Compte tenu de l'activité agricole il résulte des inconvénients comme le bruit. Toutes sortes de bruits peuvent être sanctionnés par la jurisprudence. Les cris d'animaux sont tous visés (élevage de chiens, CA Aix 4 septembre 2000) chants du coq dès 6 heures du matin ganganement des oies gloussement des dindons, CA Paris 21 novembre 2000). Même à la campagne le cocorico d'un coq matinal peut être jugé insupportable (CA Dijon 2 avril 1987). La jurisprudence n'est pas homogène, certaines cour ont considéré que le cri du coq était normal à la campagne (CA Besançon 4 février 2000). Le bruit peut être également celui de machines, ou de moteurs (moteur destiné à l'irrigation d'une parcelle de légumineuses , CA Agen 19 mai 1994) ou encore celui d'un canon anti étourneaux (déflagration toutes les 66 secondes, CA Caen 27 février 2001). La présence d'insectes provoquée par la présence d'un troupeau d'ovin peut constituer un trouble anormal (CA Aix 24 juin 1985).
De fait le trouble anormal de voisinage s'est constituée par la jurisprudence. A présent il convient de voir celui-ci sous l'angle des lois.
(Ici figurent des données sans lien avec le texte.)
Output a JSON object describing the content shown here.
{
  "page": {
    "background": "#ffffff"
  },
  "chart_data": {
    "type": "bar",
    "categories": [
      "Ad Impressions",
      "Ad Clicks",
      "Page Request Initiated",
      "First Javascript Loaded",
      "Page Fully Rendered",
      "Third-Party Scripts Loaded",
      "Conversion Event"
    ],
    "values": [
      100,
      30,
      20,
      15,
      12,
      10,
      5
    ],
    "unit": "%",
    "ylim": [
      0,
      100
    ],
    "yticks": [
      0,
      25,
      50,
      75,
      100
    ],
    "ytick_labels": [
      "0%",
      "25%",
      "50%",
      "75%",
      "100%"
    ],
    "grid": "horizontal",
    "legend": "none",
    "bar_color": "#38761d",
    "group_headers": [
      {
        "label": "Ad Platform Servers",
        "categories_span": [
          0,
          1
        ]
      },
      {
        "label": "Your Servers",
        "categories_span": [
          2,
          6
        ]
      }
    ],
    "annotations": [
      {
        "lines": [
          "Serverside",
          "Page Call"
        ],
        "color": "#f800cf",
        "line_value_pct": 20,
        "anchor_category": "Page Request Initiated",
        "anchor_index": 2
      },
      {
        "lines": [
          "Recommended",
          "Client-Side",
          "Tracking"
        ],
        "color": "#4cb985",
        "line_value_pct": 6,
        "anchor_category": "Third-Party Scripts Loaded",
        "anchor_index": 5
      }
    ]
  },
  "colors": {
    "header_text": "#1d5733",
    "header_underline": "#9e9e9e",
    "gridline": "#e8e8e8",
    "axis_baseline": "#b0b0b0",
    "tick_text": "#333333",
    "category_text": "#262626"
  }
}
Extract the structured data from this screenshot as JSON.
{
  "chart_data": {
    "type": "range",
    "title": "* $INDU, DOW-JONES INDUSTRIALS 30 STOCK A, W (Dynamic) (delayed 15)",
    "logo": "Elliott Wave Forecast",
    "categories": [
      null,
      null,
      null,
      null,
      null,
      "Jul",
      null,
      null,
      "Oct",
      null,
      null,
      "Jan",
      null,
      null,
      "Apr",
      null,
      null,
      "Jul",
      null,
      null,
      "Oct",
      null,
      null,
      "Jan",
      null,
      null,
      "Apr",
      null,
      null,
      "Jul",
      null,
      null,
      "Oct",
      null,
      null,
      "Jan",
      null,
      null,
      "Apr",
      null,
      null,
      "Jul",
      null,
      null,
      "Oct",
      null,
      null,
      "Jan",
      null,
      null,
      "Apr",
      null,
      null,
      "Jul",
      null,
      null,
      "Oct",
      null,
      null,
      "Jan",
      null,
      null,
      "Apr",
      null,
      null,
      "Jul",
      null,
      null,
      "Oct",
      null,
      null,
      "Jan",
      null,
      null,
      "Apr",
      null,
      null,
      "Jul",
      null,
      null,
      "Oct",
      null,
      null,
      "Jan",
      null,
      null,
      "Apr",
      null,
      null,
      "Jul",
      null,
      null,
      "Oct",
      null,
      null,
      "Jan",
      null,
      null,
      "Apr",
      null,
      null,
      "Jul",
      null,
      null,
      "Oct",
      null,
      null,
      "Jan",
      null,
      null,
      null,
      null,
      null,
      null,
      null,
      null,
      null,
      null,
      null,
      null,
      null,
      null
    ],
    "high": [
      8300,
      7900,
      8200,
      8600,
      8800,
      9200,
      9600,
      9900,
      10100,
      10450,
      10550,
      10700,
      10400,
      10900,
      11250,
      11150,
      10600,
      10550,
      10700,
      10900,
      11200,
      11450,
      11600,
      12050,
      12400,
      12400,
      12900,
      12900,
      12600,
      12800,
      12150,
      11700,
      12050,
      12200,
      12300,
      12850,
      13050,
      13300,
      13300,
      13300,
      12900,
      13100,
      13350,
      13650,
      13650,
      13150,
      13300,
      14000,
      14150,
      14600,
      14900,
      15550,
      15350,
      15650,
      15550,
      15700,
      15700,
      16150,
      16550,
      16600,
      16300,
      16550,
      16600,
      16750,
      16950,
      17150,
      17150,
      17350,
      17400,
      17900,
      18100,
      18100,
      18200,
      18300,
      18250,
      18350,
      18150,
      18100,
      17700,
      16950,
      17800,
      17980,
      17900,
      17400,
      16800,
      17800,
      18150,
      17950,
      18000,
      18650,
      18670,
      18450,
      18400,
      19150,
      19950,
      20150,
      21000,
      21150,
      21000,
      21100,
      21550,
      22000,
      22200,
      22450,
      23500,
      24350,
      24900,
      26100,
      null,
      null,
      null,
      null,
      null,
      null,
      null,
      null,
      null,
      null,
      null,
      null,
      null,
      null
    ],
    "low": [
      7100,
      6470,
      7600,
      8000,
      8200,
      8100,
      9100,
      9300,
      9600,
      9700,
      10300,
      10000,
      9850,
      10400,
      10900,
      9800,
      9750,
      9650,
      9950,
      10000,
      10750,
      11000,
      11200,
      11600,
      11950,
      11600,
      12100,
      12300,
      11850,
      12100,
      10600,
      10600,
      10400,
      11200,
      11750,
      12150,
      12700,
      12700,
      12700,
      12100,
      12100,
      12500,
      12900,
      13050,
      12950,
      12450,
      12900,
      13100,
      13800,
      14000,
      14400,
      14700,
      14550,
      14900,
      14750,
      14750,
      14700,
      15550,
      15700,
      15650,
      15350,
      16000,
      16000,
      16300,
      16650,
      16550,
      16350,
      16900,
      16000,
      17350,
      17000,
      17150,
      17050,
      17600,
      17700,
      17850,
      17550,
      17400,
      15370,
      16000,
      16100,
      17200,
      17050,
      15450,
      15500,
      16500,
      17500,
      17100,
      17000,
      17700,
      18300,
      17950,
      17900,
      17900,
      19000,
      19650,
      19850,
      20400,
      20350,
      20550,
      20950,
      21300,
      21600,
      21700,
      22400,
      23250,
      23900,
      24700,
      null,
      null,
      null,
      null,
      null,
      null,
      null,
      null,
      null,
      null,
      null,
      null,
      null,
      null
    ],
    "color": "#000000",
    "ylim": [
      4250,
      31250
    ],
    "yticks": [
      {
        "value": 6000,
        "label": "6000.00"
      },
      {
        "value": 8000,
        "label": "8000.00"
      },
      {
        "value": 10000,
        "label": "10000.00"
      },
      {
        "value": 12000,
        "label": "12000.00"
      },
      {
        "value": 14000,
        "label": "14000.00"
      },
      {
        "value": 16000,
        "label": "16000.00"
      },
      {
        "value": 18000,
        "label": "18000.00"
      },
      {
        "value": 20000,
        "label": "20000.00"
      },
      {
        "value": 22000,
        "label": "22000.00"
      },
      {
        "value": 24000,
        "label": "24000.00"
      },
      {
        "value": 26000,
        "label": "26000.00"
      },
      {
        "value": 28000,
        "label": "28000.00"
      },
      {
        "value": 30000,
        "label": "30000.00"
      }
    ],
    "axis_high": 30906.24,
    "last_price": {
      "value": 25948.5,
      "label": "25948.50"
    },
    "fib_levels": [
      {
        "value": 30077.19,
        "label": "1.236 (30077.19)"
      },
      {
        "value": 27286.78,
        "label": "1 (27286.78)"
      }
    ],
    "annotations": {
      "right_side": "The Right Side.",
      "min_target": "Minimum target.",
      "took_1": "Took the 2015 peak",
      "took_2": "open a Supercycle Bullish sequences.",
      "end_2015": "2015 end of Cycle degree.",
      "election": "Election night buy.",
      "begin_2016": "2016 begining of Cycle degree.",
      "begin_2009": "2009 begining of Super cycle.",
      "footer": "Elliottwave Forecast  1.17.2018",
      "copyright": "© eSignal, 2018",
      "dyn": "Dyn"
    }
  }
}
2- La base juridique des troubles de voisinage
L’article 544 du code civil énonce que « la propriété est le droit de jouir et disposer des choses de la manière la plus absolue, pourvu qu’on n’en fasse pas un usage prohibé par les lois ou par les règlements. » De nombreux cas de jurisprudence pour trouble anormal sont issus de cet article. Si le propriétaire a le droit d’être au calme et de vivre en bon voisinage, ceci vaut aussi bien pour son voisin. L’un comme l’autre ne doivent donc pas causer de troubles dépassant les inconvénients normaux de voisinage. La ligne entre les inconvénients normaux de voisinage avec ceux qui sont anormaux est tracée par les lois (les articles R. 1334-30 à R. 1334-37 du code de la santé publique relatifs au bruit de voisinage précisent les seuils d’émergence à ne pas dépasser et les bruits concernés).
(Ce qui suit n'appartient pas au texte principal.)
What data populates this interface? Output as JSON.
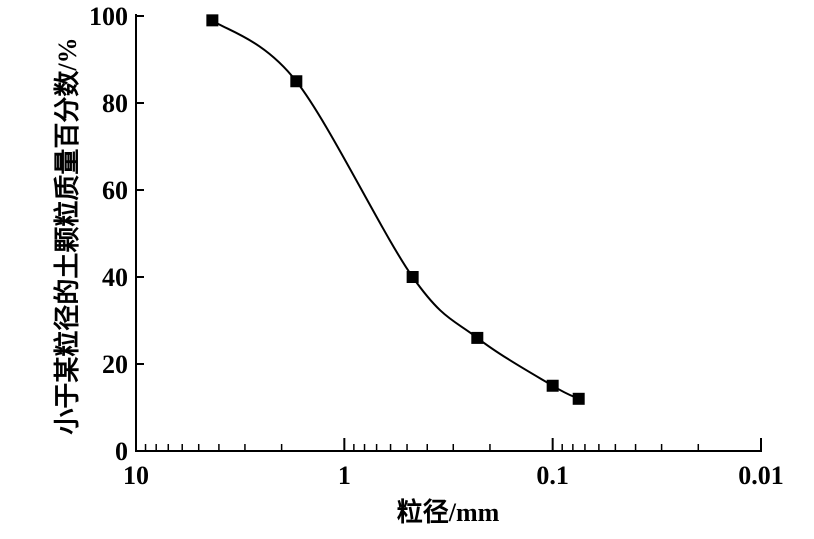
{
  "chart_data": {
    "type": "scatter",
    "title": "",
    "xlabel": "粒径/mm",
    "ylabel": "小于某粒径的土颗粒质量百分数/%",
    "x_scale": "log",
    "x_reversed": true,
    "xlim": [
      10,
      0.01
    ],
    "ylim": [
      0,
      100
    ],
    "x_ticks": [
      10,
      1,
      0.1,
      0.01
    ],
    "x_tick_labels": [
      "10",
      "1",
      "0.1",
      "0.01"
    ],
    "y_ticks": [
      0,
      20,
      40,
      60,
      80,
      100
    ],
    "y_tick_labels": [
      "0",
      "20",
      "40",
      "60",
      "80",
      "100"
    ],
    "grid": false,
    "series": [
      {
        "x": [
          4.3,
          1.7,
          0.47,
          0.23,
          0.1,
          0.075
        ],
        "y": [
          99,
          85,
          40,
          26,
          15,
          12
        ],
        "marker": "square",
        "line": "smooth",
        "color": "#000000"
      }
    ]
  }
}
En outre les arrêtés préfectoraux, relayés par des arrêtés municipaux rappellent la loi à travers le code de la santé et code général des collectivités territoriales en ce qui concerne le pouvoir et le devoir des maires relatifs à la tranquillité publique - articles L. 2212-2 et L. 2214-4, tout en la précisant (par exemple en indiquant les heures où le bricolage et le jardinage sont autorisés) et à l’adaptant en fonction des spécificités locales.
Il faut par ailleurs tenir compte du règlement sanitaire départemental (voir DDASS) ; les règlements de copropriété et de lotissement. On remarquera que les juges apprécient souverainement.
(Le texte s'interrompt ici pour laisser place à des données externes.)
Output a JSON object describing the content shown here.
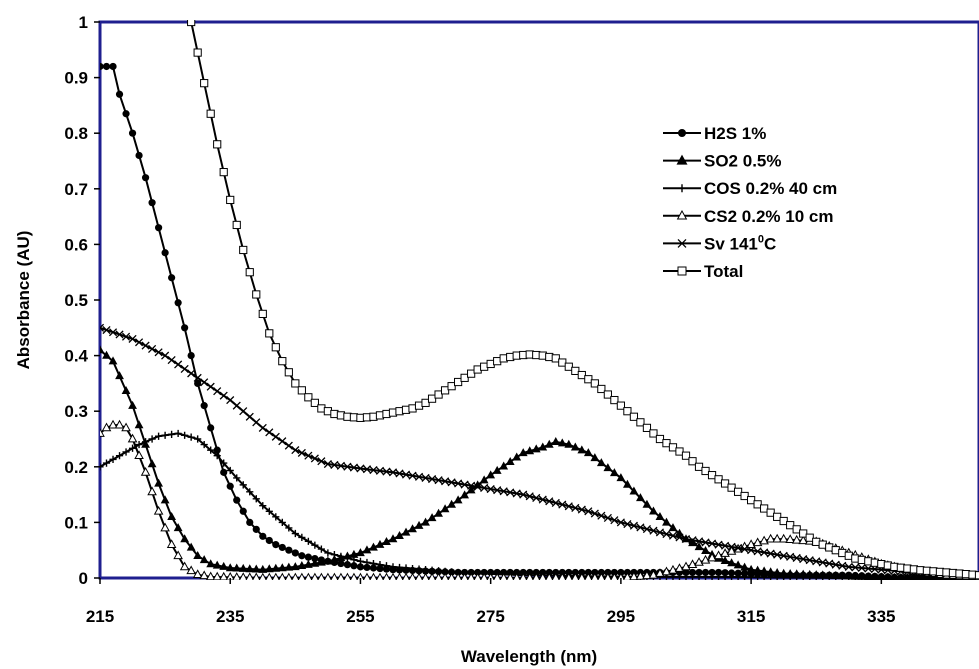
{
  "chart_data": {
    "type": "line",
    "xlabel": "Wavelength (nm)",
    "ylabel": "Absorbance (AU)",
    "xlim": [
      215,
      350
    ],
    "ylim": [
      0,
      1
    ],
    "x_ticks": [
      "215",
      "235",
      "255",
      "275",
      "295",
      "315",
      "335"
    ],
    "y_ticks": [
      "0",
      "0.1",
      "0.2",
      "0.3",
      "0.4",
      "0.5",
      "0.6",
      "0.7",
      "0.8",
      "0.9",
      "1"
    ],
    "grid": false,
    "legend_position": "right",
    "colors": {
      "plot_frame": "#1f1f8f",
      "series": "#000000"
    },
    "series": [
      {
        "name": "H2S 1%",
        "marker": "filled-circle",
        "x": [
          215,
          216,
          217,
          218,
          220,
          222,
          224,
          226,
          228,
          230,
          232,
          234,
          236,
          238,
          240,
          242,
          244,
          246,
          248,
          250,
          255,
          260,
          270,
          280,
          290,
          300,
          310,
          320,
          330,
          340,
          350
        ],
        "y": [
          0.92,
          0.92,
          0.92,
          0.87,
          0.8,
          0.72,
          0.63,
          0.54,
          0.45,
          0.35,
          0.27,
          0.19,
          0.14,
          0.1,
          0.075,
          0.06,
          0.05,
          0.04,
          0.035,
          0.03,
          0.02,
          0.015,
          0.01,
          0.01,
          0.01,
          0.01,
          0.01,
          0.005,
          0.005,
          0.0,
          0.0
        ]
      },
      {
        "name": "SO2 0.5%",
        "marker": "filled-triangle",
        "x": [
          215,
          217,
          220,
          222,
          224,
          226,
          228,
          230,
          232,
          235,
          240,
          245,
          250,
          255,
          260,
          265,
          270,
          275,
          280,
          283,
          285,
          287,
          290,
          295,
          300,
          305,
          310,
          315,
          320,
          330,
          340,
          350
        ],
        "y": [
          0.41,
          0.39,
          0.31,
          0.24,
          0.17,
          0.11,
          0.07,
          0.04,
          0.025,
          0.018,
          0.015,
          0.02,
          0.03,
          0.045,
          0.07,
          0.1,
          0.14,
          0.185,
          0.225,
          0.235,
          0.245,
          0.24,
          0.225,
          0.18,
          0.12,
          0.07,
          0.035,
          0.015,
          0.008,
          0.003,
          0.0,
          0.0
        ]
      },
      {
        "name": "COS 0.2% 40 cm",
        "marker": "plus",
        "x": [
          215,
          218,
          221,
          224,
          227,
          230,
          233,
          236,
          240,
          245,
          250,
          255,
          260,
          270,
          280,
          290,
          300,
          310,
          320,
          330,
          340,
          350
        ],
        "y": [
          0.2,
          0.22,
          0.24,
          0.255,
          0.26,
          0.25,
          0.22,
          0.18,
          0.13,
          0.08,
          0.045,
          0.03,
          0.02,
          0.01,
          0.005,
          0.003,
          0.002,
          0.002,
          0.001,
          0.0,
          0.0,
          0.0
        ]
      },
      {
        "name": "CS2 0.2% 10 cm",
        "marker": "open-triangle",
        "x": [
          215,
          216,
          217,
          218,
          219,
          220,
          222,
          224,
          226,
          228,
          230,
          232,
          240,
          260,
          280,
          295,
          300,
          305,
          310,
          315,
          318,
          320,
          325,
          330,
          335,
          340,
          345,
          350
        ],
        "y": [
          0.26,
          0.27,
          0.275,
          0.275,
          0.27,
          0.25,
          0.19,
          0.12,
          0.06,
          0.02,
          0.006,
          0.002,
          0.0,
          0.0,
          0.0,
          0.0,
          0.005,
          0.02,
          0.04,
          0.06,
          0.07,
          0.07,
          0.065,
          0.045,
          0.025,
          0.012,
          0.005,
          0.002
        ]
      },
      {
        "name": "Sv 141⁰C",
        "label_main": "Sv 141",
        "label_sup": "0",
        "label_end": "C",
        "marker": "x",
        "x": [
          215,
          220,
          225,
          230,
          235,
          240,
          245,
          250,
          255,
          260,
          265,
          270,
          275,
          280,
          285,
          290,
          295,
          300,
          305,
          310,
          315,
          320,
          325,
          330,
          340,
          350
        ],
        "y": [
          0.45,
          0.43,
          0.4,
          0.36,
          0.32,
          0.27,
          0.23,
          0.205,
          0.197,
          0.19,
          0.18,
          0.17,
          0.16,
          0.15,
          0.135,
          0.12,
          0.1,
          0.085,
          0.07,
          0.06,
          0.05,
          0.04,
          0.03,
          0.02,
          0.01,
          0.005
        ]
      },
      {
        "name": "Total",
        "marker": "open-square",
        "x": [
          229,
          231,
          233,
          235,
          237,
          239,
          241,
          243,
          245,
          247,
          249,
          251,
          253,
          255,
          257,
          259,
          261,
          263,
          265,
          267,
          269,
          271,
          273,
          275,
          277,
          279,
          281,
          283,
          285,
          287,
          289,
          291,
          293,
          295,
          297,
          299,
          301,
          303,
          305,
          307,
          309,
          311,
          313,
          315,
          317,
          319,
          321,
          323,
          325,
          327,
          329,
          331,
          333,
          335,
          337,
          339,
          341,
          343,
          345,
          347,
          349,
          350
        ],
        "y": [
          1.0,
          0.89,
          0.78,
          0.68,
          0.59,
          0.51,
          0.44,
          0.39,
          0.35,
          0.325,
          0.305,
          0.295,
          0.29,
          0.288,
          0.29,
          0.295,
          0.3,
          0.305,
          0.315,
          0.33,
          0.345,
          0.36,
          0.375,
          0.385,
          0.395,
          0.4,
          0.402,
          0.4,
          0.395,
          0.38,
          0.365,
          0.35,
          0.33,
          0.31,
          0.29,
          0.27,
          0.25,
          0.235,
          0.22,
          0.2,
          0.185,
          0.17,
          0.155,
          0.14,
          0.125,
          0.11,
          0.095,
          0.08,
          0.065,
          0.055,
          0.045,
          0.035,
          0.03,
          0.025,
          0.02,
          0.017,
          0.014,
          0.012,
          0.01,
          0.008,
          0.006,
          0.005
        ]
      }
    ]
  }
}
Pour conclure on notera que dans le monde agricole seuls les juristes maîtrisant à la fois le droit de l’urbanisme , le droit des ICPE et le droit civil peuvent arrêter un argumentaire juridique cohérent et efficace. De fait le droit rural ne résume pas à l'analyse de problèmes de bails ruraux, de droit des sociétés mais bien plus.